Jesus and the Father
The internet monk wrote a post about Edwards and trying to teach his famous sermon “Sinners in the hand of an angry God.” While he respects the place that this sermon has in the history of American literature, he is not so positive about its impact on American Christianity.
Actually, I’m not an Edwards’ fan. As far as I am concerned, he made the entire Christian faith much more difficult and considerably less Jesus shaped than I believe that it is. Despite his brilliant intellect, Edwards seems to be about more about speculation and revivalism than the Gospel. His desire to awaken unconverted church members sounds very familiar to me, and his rhetorical intensity is familiar ground as well. I heard it all in the front row of fundamentalistic revivalism growing up. An inscrutable angry God demanding we wake up and realize we’re going to hell. Yes, church member who thinks he’s saved, that means you.
It’s bizarre that a man who was the most brilliant mind of his time, and the inspiration for various waves of awakening from Calvinism to Charismata, doesn’t come off to me nearly as impressed by Jesus and the Gospel as he is by the sovereignty of that “Divine Being” he keeps talking about.
I have not read enough of Edwards to make a claim quite like this, but in regard to his famous sermon (sinners in the hand of an angry God), I absolutely agree with imonk. For many people “God” is a very, very angry deity, and the only way to avoid his “wrath” (read, very heavy punishment) is to trust that it has been vented on his son. This, however, is not the picture that we get when we take the whole scripture into account, especially when we look at the portrayal of Jesus (in whom dwells the fullness of the deity in bodily form).

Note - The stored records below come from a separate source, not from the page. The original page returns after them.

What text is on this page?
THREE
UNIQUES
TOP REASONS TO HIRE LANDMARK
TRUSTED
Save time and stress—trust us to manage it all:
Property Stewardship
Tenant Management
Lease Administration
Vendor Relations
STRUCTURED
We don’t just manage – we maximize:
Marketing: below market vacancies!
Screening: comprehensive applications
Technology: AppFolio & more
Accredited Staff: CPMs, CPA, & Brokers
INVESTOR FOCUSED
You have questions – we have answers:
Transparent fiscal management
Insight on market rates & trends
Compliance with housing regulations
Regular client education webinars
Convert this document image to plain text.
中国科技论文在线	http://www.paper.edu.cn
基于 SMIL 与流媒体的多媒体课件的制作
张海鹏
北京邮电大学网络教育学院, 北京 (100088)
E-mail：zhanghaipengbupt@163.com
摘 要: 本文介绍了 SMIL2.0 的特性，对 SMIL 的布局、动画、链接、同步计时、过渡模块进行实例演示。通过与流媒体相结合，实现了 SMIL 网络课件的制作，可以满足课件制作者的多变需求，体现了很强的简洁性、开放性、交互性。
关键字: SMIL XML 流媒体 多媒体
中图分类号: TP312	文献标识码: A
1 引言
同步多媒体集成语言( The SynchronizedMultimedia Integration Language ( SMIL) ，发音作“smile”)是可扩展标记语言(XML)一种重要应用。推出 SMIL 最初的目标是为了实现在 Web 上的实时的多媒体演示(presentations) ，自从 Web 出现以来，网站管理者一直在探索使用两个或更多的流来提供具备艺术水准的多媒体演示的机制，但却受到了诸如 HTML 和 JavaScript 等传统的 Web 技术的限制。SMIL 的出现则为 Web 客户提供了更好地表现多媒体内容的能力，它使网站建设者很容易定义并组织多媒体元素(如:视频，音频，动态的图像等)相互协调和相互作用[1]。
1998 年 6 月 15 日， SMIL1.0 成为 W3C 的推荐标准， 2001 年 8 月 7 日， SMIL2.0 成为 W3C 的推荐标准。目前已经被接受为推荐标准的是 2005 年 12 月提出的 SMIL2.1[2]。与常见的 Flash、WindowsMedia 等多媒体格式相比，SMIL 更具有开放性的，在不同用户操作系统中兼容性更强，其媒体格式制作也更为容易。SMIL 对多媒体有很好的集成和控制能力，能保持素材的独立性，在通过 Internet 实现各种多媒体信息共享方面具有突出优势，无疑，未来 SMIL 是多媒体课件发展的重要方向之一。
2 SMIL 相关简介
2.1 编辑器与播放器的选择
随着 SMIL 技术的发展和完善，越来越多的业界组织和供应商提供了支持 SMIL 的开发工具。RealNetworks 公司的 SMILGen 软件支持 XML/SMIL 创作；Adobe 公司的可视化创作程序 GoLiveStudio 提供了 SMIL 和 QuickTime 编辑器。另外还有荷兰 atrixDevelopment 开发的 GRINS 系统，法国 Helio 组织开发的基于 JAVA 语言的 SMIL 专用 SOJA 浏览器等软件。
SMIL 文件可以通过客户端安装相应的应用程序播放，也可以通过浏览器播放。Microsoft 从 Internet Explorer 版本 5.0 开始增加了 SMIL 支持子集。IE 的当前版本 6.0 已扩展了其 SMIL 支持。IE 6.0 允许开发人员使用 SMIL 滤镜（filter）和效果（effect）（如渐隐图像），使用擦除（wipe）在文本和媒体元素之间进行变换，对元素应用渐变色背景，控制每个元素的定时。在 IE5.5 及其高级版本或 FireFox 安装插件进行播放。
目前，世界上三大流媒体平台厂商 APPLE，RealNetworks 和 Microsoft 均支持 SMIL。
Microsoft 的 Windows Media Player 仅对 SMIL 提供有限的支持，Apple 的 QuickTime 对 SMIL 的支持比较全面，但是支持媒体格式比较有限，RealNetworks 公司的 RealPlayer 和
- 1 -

So many of us have spent so much time thinking about “God” in general (which normally means we are thinking about the Father as being something quite different from the Son) and we have forgotten the importance of Jesus for our revelation of God.
I actually had a person ask me a while back to spend more time talking about the Father and less about Jesus, as they could not understand this constant focus on Jesus.
I think they missed the point.
Jesus makes the Father known (Mt 11:27 [cf. Lk 10:22]; Jn 1:18; 6:46; 17:25).